The U.S. Air Force took delivery of its 223rd and final C-17 Globemaster III cargo plane today, as the Long Beach-based Boeing unit turns toward foreign markets to keep the line alive for another year.
"Thank-you for delivering to our nation combat airlift -- that is the definition of the C-17 -- the most versatile, most capable, most ready airlifter ever built,'' said U.S. Air Force Gen. Paul Selva at a ceremony in Long Beach.
At that ceremony the four-engine jet roared into the sky, bound for an air base in Charleston, S.C.

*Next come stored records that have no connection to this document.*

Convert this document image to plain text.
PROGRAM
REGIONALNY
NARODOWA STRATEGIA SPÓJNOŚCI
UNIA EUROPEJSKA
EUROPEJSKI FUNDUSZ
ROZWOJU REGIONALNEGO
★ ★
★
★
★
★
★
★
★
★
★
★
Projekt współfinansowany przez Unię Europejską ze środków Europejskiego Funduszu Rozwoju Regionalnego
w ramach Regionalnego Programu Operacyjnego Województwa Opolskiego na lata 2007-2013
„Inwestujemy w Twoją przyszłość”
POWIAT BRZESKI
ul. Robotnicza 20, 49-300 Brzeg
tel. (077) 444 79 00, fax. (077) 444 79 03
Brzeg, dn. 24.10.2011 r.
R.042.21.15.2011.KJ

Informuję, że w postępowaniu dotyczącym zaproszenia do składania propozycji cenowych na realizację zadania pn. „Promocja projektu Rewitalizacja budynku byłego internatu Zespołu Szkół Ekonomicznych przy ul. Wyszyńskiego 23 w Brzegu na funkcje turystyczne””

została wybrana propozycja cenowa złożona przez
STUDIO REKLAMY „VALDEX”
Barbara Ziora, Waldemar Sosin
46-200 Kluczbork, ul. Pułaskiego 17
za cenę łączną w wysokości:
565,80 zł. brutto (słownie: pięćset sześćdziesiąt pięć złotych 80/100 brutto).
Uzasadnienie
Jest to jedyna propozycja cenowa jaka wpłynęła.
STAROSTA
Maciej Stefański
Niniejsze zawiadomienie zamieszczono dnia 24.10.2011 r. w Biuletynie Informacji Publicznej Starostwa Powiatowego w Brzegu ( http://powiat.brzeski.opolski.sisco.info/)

The million-square-foot plant in Long Beach, which employs about 4,000 people, still has orders for a few of the giant, four-engine planes typically used to transport bulky or heavy loads, such as tanks weighing up to 60 tons, but the assembly line in Long Beach is expected to come to a halt next year.
Last year, the Air Force awarded Boeing a $500 million contract meant to help close the Long Beach plant, which was built by McDonnell Douglas Corp. and acquired by Boeing, when it bought McDonnell Douglas in 1997.

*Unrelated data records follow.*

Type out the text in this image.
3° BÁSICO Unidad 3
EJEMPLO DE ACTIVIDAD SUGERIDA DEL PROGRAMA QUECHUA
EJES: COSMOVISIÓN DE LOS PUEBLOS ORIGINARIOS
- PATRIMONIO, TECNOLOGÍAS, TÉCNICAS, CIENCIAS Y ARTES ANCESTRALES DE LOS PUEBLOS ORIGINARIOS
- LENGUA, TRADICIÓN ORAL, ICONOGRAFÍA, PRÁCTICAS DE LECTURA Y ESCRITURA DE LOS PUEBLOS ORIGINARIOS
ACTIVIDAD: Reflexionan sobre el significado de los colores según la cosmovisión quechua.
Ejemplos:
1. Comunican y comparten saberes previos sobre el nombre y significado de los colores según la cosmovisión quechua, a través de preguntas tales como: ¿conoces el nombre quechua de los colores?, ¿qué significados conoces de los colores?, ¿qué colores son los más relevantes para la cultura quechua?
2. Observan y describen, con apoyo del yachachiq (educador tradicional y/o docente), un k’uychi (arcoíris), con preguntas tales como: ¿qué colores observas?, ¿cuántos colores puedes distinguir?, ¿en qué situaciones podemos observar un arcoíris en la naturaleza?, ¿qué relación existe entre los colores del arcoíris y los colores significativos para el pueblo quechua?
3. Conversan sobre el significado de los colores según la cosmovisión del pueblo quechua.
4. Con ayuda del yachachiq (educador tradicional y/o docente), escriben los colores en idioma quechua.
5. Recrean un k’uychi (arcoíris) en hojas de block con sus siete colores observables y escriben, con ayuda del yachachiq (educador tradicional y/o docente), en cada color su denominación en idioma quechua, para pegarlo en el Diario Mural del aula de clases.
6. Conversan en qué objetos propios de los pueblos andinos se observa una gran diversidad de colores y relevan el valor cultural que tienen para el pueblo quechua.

Despite being big, C-17s are powerful and nimble, allowing them to land and take off on relatively short runways.
They cost more than $200 million each. In addition to the 223 delivered to the Air Force since the initial contract was let in 1981, Australia, the United Kingdom, Canada, India and Qatar and United Arab Emirates operate 34 C-17s.
Three of the 10 crafts ordered by India have been delivered -- seven are in various stages of completion -- the last of which are scheduled to be finished in 2014.